One of the most important pieces of gear you will need is a warm sleeping bag. At night is when temperatures plummet you will want a comfortable place to sleep. A good mummy sleeping bag for a winter camping trip should have some or all of the following features: a hood, draft collar, foot box, draft tube, and strong zippers. A hood will help keep your head warm especially if you cinch it uptight. It also will keep warm air in and cold air out. Another way to help keep your sleeping bag from getting drafty is having a draft collar. It is an insulated ring near the top of the bag that keeps cold air from entering through the top of a sleeping bag. A draft tube will also keep cold air out because there is extra insulation along the zipper. A foot box is a space at the end of your sleeping bag. If you are not a back sleeper then having extra room to move around as necessary. Not only that but if you want to keep your electronics (will lose battery life faster in the cold), your boot liners, or your socks warm store them in the foot box. A sleeping bag that checks all of these boxes is the Nemo Sonic o. At REI, this premium waterproof sleeping bag will cost $499.95 but you can stay comfortable in this sleeping bag down to temperatures of 0 degrees (F). Regardless of what kind of mummy bag you don’t forget to also invest in a good sleeping pad and cot. You do not want to be directly sleeping on the cold hard ground. It will first make you colder and will likely melt the snow under you as well.

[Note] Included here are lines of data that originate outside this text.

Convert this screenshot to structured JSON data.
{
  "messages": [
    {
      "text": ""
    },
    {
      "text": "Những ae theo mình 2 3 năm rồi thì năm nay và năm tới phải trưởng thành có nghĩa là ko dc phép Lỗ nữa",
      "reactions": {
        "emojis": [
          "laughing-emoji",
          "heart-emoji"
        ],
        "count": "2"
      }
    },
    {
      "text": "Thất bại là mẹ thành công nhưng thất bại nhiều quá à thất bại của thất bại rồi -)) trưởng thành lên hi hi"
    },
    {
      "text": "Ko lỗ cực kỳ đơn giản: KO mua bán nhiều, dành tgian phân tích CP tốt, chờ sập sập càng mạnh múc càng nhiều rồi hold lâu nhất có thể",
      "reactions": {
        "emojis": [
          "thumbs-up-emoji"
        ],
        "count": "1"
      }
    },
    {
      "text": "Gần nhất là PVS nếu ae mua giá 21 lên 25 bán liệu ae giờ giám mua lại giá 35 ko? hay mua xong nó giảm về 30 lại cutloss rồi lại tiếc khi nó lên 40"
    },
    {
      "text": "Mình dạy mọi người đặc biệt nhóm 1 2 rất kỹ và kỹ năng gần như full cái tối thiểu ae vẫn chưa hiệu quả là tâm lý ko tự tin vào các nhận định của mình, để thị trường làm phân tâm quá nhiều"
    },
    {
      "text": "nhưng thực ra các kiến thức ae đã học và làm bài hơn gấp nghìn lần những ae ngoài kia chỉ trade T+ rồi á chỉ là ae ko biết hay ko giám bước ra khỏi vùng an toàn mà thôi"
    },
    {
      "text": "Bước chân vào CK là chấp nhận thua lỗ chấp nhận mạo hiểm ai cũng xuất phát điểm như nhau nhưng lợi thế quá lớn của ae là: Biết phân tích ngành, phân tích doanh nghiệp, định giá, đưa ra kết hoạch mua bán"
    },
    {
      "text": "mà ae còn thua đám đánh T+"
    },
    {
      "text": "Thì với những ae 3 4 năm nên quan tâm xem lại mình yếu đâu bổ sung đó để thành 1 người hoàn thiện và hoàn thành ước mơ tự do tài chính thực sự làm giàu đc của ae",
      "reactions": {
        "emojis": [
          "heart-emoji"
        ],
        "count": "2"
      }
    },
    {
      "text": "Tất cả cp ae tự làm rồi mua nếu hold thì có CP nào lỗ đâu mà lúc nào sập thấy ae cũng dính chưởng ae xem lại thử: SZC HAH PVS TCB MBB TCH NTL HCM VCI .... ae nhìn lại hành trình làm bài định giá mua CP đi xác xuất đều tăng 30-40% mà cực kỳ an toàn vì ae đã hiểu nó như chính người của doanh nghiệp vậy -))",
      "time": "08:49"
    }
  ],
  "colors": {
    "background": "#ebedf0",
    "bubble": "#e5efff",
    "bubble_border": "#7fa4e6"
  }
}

Another important piece of gear you will need to bring plenty of clothes and coats. The key to staying warm in the winter is wearing plenty of layers. But you don’t want to overdo it because if you over-layer then you will be sweating which will ironically make you colder and force your body to burn more calories to keep you warm. The best rule of thumb is to wear three layers of clothes first a base layer (like a long sleeve wool shirt or long underwear), second a mid-layer (like a lightweight down jacket that can be easily removed in case it gets warmer), and finally an outer layer (like a heavy waterproof coat). Once you also put on your hat, gloves, and boots you will easily stay warm even in the middle of the winter.
While this article does not extensively cover everything necessary for a camping trip in the middle of the winter. It does outline some of the most important steps and gear you will need in order to enjoy the beauties of winter that so many people miss due to the cold. If you are properly prepared the cold won’t keep you away from all the fun that can be had camping in the winter.